Press Release: [Forum Humas BUMN] Ketika Humas Bukan Public Relations

PR Tanpa Batas

Bandung (24/8) – Humas (praktek hubungan masyarakat) berbeda dengan public relations, karena tugas humas ialah “pemadam kebakaran”. Karena humas sendiri yang menyampaikan counter-opinion atau penyampai pesan pihak pertama. Berbeda dengan praktek public relations yang merupakan third-party endorsement atau menggunakan mulut pihak ketiga untuk menyampaikan pesan yang diinginkannya. Hal tersebut diungkapkan oleh praktisi branding kawakan, Subiakto Priosoedarsono pada Seminar Branding & Social Media yang digelar oleh Forum Humas BUMN di Bandung, Jawa Barat (22/8).

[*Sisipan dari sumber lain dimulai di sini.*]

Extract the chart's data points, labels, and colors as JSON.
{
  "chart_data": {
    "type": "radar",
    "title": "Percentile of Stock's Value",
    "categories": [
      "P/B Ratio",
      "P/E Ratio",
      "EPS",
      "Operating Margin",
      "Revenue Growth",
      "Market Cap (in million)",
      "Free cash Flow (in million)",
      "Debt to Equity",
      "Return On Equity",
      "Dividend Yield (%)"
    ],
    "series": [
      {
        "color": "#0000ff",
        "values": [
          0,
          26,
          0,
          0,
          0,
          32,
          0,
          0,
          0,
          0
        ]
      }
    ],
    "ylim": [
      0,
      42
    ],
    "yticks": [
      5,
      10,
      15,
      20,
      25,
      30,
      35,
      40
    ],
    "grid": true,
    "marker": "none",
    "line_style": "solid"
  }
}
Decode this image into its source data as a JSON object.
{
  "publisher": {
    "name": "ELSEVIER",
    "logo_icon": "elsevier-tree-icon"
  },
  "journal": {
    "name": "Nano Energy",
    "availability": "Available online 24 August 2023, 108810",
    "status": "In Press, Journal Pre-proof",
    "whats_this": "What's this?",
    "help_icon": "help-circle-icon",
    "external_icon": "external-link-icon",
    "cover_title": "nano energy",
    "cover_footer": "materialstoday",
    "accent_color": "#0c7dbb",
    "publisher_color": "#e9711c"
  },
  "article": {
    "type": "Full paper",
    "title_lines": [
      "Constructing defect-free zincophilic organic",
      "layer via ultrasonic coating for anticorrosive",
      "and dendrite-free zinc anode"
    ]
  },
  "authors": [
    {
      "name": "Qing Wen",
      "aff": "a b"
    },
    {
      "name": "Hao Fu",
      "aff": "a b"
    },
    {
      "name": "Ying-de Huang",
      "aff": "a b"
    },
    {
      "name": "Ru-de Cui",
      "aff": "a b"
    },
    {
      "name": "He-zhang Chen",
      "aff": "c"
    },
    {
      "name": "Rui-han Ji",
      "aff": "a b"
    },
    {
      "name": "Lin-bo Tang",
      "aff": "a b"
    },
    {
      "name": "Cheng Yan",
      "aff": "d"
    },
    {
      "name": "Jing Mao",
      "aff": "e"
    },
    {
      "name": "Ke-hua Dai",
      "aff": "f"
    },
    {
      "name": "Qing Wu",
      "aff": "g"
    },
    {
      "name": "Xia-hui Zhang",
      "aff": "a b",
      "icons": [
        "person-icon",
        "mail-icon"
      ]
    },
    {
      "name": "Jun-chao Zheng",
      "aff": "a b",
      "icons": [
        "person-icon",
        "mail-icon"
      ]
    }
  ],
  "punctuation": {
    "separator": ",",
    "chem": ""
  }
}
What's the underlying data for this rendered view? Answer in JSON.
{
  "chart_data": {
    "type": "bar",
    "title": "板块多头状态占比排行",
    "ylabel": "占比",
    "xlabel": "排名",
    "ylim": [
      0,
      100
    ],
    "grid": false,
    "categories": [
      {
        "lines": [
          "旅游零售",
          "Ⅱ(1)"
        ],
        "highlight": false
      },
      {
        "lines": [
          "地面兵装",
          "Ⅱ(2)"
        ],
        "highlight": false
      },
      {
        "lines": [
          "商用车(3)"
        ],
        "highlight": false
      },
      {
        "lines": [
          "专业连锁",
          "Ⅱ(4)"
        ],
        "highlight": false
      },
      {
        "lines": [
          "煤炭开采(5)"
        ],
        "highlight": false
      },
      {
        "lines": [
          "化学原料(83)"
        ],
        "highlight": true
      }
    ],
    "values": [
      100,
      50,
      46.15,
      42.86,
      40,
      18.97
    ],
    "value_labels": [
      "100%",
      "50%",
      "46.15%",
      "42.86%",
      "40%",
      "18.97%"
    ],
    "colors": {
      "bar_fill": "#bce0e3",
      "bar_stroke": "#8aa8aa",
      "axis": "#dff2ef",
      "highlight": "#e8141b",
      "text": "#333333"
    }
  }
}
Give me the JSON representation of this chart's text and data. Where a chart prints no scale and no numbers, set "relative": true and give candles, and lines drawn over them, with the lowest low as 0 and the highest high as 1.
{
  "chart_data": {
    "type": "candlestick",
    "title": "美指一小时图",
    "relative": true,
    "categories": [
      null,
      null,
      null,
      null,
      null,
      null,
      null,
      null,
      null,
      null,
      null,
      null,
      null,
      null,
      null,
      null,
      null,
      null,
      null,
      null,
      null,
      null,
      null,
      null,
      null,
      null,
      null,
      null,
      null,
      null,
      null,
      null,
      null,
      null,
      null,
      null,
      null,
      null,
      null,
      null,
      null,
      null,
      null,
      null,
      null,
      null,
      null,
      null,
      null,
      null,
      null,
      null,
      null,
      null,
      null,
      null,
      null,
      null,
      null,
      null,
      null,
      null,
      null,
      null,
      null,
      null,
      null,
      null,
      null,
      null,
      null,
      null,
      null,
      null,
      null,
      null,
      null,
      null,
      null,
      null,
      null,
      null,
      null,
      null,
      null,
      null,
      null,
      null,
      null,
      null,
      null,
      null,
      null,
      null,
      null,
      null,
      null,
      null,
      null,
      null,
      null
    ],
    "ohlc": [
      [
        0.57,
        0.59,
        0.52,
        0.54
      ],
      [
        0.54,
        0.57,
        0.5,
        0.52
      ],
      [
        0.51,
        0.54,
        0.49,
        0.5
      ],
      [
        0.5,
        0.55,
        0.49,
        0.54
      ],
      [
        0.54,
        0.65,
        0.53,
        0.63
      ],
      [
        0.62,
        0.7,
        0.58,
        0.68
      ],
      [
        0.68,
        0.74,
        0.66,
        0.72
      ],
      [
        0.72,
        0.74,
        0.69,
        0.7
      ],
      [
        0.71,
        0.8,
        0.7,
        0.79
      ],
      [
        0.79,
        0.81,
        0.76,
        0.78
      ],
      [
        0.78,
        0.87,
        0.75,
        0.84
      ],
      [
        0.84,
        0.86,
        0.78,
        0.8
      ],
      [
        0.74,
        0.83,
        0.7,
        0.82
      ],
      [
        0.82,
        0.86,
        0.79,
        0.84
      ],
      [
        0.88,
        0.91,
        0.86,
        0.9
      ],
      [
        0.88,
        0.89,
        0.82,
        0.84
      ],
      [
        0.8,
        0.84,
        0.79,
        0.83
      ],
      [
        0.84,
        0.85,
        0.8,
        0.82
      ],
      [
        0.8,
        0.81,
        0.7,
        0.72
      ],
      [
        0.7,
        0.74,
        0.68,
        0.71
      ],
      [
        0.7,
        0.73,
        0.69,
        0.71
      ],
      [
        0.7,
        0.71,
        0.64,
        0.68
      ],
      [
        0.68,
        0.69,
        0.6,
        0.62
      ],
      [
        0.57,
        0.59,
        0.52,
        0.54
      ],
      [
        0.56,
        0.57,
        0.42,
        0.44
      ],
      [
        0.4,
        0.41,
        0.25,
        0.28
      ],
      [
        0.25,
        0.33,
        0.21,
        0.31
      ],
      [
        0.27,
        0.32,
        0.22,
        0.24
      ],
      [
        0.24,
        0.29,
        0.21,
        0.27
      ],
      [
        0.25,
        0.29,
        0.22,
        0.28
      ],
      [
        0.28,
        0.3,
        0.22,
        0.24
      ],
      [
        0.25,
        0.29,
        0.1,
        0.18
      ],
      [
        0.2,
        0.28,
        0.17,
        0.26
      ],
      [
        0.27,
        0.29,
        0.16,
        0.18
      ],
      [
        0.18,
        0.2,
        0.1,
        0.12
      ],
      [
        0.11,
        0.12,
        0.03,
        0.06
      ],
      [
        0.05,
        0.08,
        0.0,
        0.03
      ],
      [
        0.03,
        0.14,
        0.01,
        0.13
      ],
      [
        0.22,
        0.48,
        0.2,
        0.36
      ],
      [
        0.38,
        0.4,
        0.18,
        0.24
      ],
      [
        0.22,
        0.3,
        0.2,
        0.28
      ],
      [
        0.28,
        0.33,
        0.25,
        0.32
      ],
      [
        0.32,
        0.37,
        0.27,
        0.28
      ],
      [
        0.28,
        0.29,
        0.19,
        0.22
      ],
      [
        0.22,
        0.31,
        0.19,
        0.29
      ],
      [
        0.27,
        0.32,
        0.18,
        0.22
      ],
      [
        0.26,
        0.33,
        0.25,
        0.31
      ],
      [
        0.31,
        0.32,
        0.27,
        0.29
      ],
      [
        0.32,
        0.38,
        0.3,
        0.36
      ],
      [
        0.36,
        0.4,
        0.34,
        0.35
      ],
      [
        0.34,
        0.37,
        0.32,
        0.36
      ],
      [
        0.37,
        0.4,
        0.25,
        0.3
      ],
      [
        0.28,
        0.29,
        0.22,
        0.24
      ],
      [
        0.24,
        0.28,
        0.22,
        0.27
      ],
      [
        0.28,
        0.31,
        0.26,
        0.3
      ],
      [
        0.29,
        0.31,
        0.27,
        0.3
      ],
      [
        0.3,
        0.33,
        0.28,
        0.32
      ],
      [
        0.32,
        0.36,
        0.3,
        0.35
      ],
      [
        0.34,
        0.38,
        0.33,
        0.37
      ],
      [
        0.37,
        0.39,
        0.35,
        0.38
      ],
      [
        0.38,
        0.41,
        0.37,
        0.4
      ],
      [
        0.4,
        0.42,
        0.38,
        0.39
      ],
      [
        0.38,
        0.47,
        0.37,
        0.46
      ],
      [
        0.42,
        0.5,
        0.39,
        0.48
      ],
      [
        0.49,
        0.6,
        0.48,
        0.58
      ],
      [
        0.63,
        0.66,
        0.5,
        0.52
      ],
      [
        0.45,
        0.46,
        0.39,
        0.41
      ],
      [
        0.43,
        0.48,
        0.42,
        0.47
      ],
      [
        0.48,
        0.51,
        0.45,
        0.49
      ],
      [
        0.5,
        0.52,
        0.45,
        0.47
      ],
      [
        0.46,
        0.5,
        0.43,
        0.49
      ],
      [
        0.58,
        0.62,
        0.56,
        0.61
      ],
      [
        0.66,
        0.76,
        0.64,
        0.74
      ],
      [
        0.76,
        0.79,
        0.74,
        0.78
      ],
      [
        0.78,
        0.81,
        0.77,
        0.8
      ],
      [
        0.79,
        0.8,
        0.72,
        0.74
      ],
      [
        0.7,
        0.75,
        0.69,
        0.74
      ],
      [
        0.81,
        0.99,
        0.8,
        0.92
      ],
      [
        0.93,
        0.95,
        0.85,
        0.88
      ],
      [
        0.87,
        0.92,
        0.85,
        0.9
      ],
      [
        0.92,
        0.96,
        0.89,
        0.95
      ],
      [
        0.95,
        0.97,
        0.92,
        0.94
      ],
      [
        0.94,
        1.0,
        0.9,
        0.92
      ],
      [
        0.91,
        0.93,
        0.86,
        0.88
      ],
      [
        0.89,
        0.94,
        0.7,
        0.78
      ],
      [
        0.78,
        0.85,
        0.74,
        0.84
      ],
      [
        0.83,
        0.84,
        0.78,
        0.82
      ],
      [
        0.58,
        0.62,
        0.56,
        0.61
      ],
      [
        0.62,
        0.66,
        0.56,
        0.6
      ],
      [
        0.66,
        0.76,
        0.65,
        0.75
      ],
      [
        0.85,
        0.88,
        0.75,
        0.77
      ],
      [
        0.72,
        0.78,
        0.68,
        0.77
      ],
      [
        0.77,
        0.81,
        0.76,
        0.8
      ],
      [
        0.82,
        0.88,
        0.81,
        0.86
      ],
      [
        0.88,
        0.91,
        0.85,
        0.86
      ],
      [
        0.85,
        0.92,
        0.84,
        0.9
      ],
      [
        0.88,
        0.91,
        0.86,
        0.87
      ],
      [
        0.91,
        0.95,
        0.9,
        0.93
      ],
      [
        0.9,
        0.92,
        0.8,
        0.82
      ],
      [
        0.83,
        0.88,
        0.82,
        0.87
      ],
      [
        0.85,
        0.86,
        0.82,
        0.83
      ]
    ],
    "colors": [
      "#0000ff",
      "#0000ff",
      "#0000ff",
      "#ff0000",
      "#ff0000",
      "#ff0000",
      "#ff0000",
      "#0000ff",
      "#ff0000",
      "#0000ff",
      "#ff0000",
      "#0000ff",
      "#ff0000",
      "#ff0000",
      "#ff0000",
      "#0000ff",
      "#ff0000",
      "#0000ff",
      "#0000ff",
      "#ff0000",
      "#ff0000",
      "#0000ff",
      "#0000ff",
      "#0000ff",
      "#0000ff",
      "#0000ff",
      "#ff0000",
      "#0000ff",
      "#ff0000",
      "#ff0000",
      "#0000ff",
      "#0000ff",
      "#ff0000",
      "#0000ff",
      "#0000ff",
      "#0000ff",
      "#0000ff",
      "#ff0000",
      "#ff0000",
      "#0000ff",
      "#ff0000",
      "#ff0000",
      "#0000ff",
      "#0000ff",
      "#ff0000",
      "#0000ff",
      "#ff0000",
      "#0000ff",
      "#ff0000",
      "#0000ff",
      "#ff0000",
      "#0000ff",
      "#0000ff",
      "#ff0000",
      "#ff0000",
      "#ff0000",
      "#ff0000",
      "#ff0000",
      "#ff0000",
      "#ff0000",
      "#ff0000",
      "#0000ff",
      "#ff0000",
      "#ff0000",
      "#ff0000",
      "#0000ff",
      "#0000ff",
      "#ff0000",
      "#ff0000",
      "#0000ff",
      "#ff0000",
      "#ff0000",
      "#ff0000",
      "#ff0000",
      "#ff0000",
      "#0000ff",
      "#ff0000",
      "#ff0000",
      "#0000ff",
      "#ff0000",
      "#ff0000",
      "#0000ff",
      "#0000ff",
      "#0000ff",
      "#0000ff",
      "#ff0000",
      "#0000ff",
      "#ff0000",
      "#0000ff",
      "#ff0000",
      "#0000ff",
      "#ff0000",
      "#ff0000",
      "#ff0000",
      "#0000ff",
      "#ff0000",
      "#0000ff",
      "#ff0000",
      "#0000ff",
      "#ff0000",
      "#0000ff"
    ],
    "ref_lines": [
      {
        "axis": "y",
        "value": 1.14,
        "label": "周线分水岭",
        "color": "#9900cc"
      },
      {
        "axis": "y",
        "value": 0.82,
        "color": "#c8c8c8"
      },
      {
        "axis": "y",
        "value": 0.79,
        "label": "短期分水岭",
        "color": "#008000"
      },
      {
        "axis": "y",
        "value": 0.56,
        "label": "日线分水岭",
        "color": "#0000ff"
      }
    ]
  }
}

Seminar bertajuk “PR Tanpa Batas” tersebut diikuti oleh puluhan pekerja kehumasan/public relations dari berbagai BUMN di Indonesia. Mulai dari BUMN yang bergerak di bidang jasa yang segmented seperti PT Pelabuhan Indonesia III (Persero) atau Pelindo III dan PT Krakatau Steel (Persero) Tbk. Hingga perusahaan negara di bidang jasa yang langsung berhubungan dengan konsumen end-user, seperti PT Pegadaian (Persero) dan PT Bank Mandiri Tbk. Tak hanya jasa, BUMN dengan produk berupa barang juga hadir, seperti PT Semen Indonesia Tbk. dan lainnya. “Forum Humas BUMN dibentuk untuk mengelola citra baik BUMN dengan mengomunikasikan kinerjanya kepada masyarakat”, kata Staf Ahli Bidang Komunikasi Strategis dan Hubungan Industrial Kementrian BUMN Hambra pada acara pembukaan sehari sebelumnya. Acara juga dihadiri Ketua Presidium FH BUMN Purwanto dan Direktur Pelaksana yang baru, Riana Setyaningrum.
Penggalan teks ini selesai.